Le fait que la Turquie a abattu un avion militaire russe sur le territoire syrien relève d'un «acte délibéré d'hostilité» selon l'écrivain et journaliste Dominique Jamet.
RT France : Est-ce que le fait que la Turquie ait abattu l’avion est justifié, alors que la Turquie était au courant des opérations militaires russes dans cette région ?
Dominique Jamet : En tout état de cause, les autorités turques et l’armée turque ne peuvent pas ignorer que, jusqu’à preuve du contraire, Daesh ne possède aucun avion militaire et, Dieu merci, n’a pas la maîtrise du ciel. Donc, la Turquie ne pouvait pas ignorer que l’avion, probablement identifié comme un avion militaire, ne pouvait appartenir qu’à la coalition anti-Daesh. C’est donc un acte délibéré au nom de la souveraineté et de la non-violation de l’espace aérien turc permis, autorisé n’est-ce pas, par les lois internationales. Mais, c’est un acte délibéré d’hostilité et qui est aggravé par le fait que très probablement les militaires turcs avaient identifié cet avion comme un avion russe.
RT France : L’incident se passe après les attentats de Paris, au lendemain du rapprochement entre la France, la Russie et les pays occidentaux dans la lutte contre Daesh. Est-ce que le timing est important dans ce cas-là ?
Dominique Jamet : Evidemment, cette action militaire, c’est aussi et probablement d’abord une action politique. C’est une manière aussi claire qu’elle peut l’être sans le revendiquer officiellement, de marquer l’hostilité de la Turquie à la constitution en cours d’une grande et vraie coalition contre Daesh. La Turquie a d’autres buts de guerre que la Russie, naturellement et la divergence fondamentale porte sur le soutien apporté à Bachar el-Assad, puisque la Turquie souhaite sa chute alors que la Russie le soutient. Divergence aussi parce que la Turquie estime que le plus grand danger pour elle n’est pas Daesh, mais la création d’une zone autonome kurde. Divergence enfin, parce que, plus fondamentalement, la Turquie est partagée entre sa participation officielle à l’OTAN et sa solidarité avec les pays d'obédience sunnites et avec la révolte des sunnites qui est à l’origine de Daesh.
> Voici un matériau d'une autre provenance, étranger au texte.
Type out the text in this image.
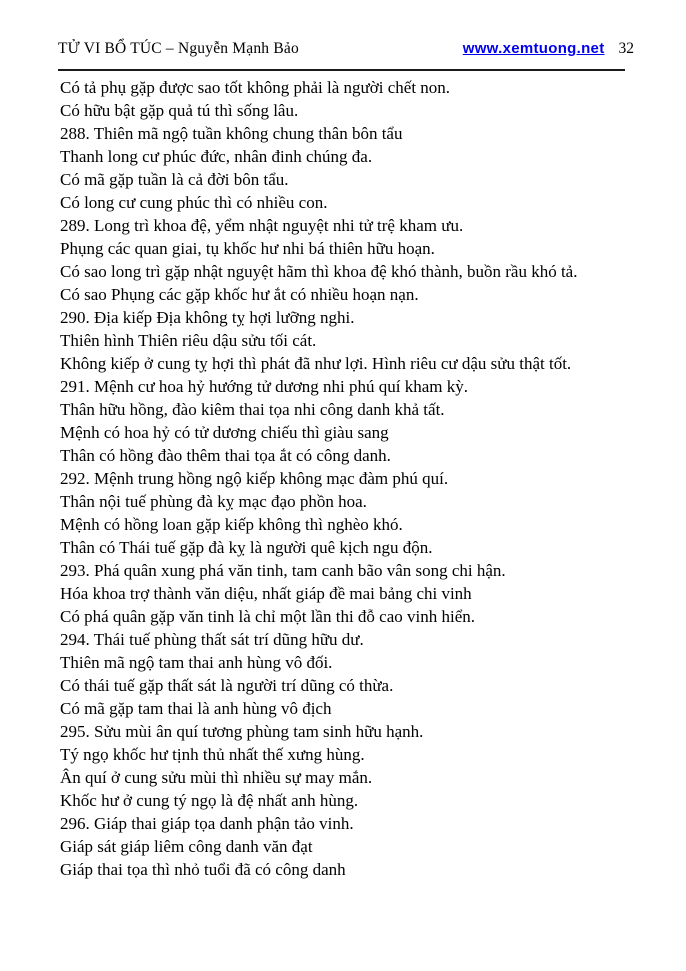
TỬ VI BỔ TÚC – Nguyễn Mạnh Bảo	www.xemtuong.net 32

Có tả phụ gặp được sao tốt không phải là người chết non.

Có hữu bật gặp quả tú thì sống lâu.

288. Thiên mã ngộ tuần không chung thân bôn tẩu

Thanh long cư phúc đức, nhân đinh chúng đa.

Có mã gặp tuần là cả đời bôn tẩu.

Có long cư cung phúc thì có nhiều con.

289. Long trì khoa đệ, yểm nhật nguyệt nhi tử trệ kham ưu.

Phụng các quan giai, tụ khốc hư nhi bá thiên hữu hoạn.

Có sao long trì gặp nhật nguyệt hãm thì khoa đệ khó thành, buồn rầu khó tả.

Có sao Phụng các gặp khốc hư ắt có nhiều hoạn nạn.

290. Địa kiếp Địa không tỵ hợi lưỡng nghi.

Thiên hình Thiên riêu dậu sửu tối cát.

Không kiếp ở cung tỵ hợi thì phát đã như lợi. Hình riêu cư dậu sửu thật tốt.

291. Mệnh cư hoa hỷ hướng tử dương nhi phú quí kham kỳ.

Thân hữu hồng, đào kiêm thai tọa nhi công danh khả tất.

Mệnh có hoa hỷ có tử dương chiếu thì giàu sang

Thân có hồng đào thêm thai tọa ắt có công danh.

292. Mệnh trung hồng ngộ kiếp không mạc đàm phú quí.

Thân nội tuế phùng đà kỵ mạc đạo phồn hoa.

Mệnh có hồng loan gặp kiếp không thì nghèo khó.

Thân có Thái tuế gặp đà kỵ là người quê kịch ngu độn.

293. Phá quân xung phá văn tinh, tam canh bão vân song chi hận.

Hóa khoa trợ thành văn diệu, nhất giáp đề mai bảng chi vinh

Có phá quân gặp văn tinh là chỉ một lần thi đỗ cao vinh hiển.

294. Thái tuế phùng thất sát trí dũng hữu dư.

Thiên mã ngộ tam thai anh hùng vô đối.

Có thái tuế gặp thất sát là người trí dũng có thừa.

Có mã gặp tam thai là anh hùng vô địch

295. Sửu mùi ân quí tương phùng tam sinh hữu hạnh.

Tý ngọ khốc hư tịnh thủ nhất thế xưng hùng.

Ân quí ở cung sửu mùi thì nhiều sự may mắn.

Khốc hư ở cung tý ngọ là đệ nhất anh hùng.

296. Giáp thai giáp tọa danh phận tảo vinh.

Giáp sát giáp liêm công danh văn đạt

Giáp thai tọa thì nhỏ tuổi đã có công danh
RT France : En ce qui concerne les conséquences pour la coopération anti-Daesh, est-ce que, à votre avis, cet incident aura un impact négatif sur la création de la coalition ?
Dominique Jamet : Il est difficile de savoir ce qu’il en est. L’une des conséquences possibles, c’est que les États membres de l’OTAN et naturellement la Russie, au moins cela, prennent enfin en compte le fait que la Turquie n’est pas un partenaire loyal, n’est pas un partenaire fiable dans la lutte contre Daesh. Il est possible que les décisions qui vont être prises dans les domaines politiques et militaires, dans les jours qui viennent, se fassent sans la Turquie, je ne dirais pas contre la Turquie, mais en la laissant à l’écart, en fonction de l’acte qu’elle vient de commettre. Il y a évidemment un autre développement possible, c’est les conséquences que la Russie souhaitera tirer de cet incident, de cet acte d’hostilité. La moindre des choses serait que la Russie demande des explications et peut-être des excuses ou des réparations à la Turquie, et j’espère que cela n’ira pas au-delà. Le puzzle du Moyen-Orient est déjà assez dangereux, agité et morcelé. Souhaitons qu’un front de plus ne s’ouvre pas à la suite de cet incident.
RT France : En ce qui concerne la position de la France, qui est en même temps membre de l’OTAN, pensez-vous que la priorité pour la France sera la lutte contre le terrorisme ou ses obligations au sein de l’OTAN ?
Dominique Jamet : Les attentats qui viennent de se produire en France et l’orientation qu’a prises le gouvernement français à la suite de ces attentats nous indiquent très clairement que la priorité, pour la France, est l’éradication de Daesh. Cela risque de passer avant toute considération, même celle de la participation de la France à l’OTAN. Mais, c’est quelque chose qui ne sera pas, bien évidemment, à l’ordre du jour des prochaines semaines, ou des prochains mois. Toutefois, il serait concevable que la France prenne ses distances avec l’OTAN si la Turquie y restait associée. Mais enfin, c’est quelque chose qui dépend plus des États-Unis que de la France, naturellement. Ce qui est certain, c’est que le processus d’admission de la Turquie dans l’Union européenne qui était déjà, à vrai dire, immobilisé, sera définitivement arrêté.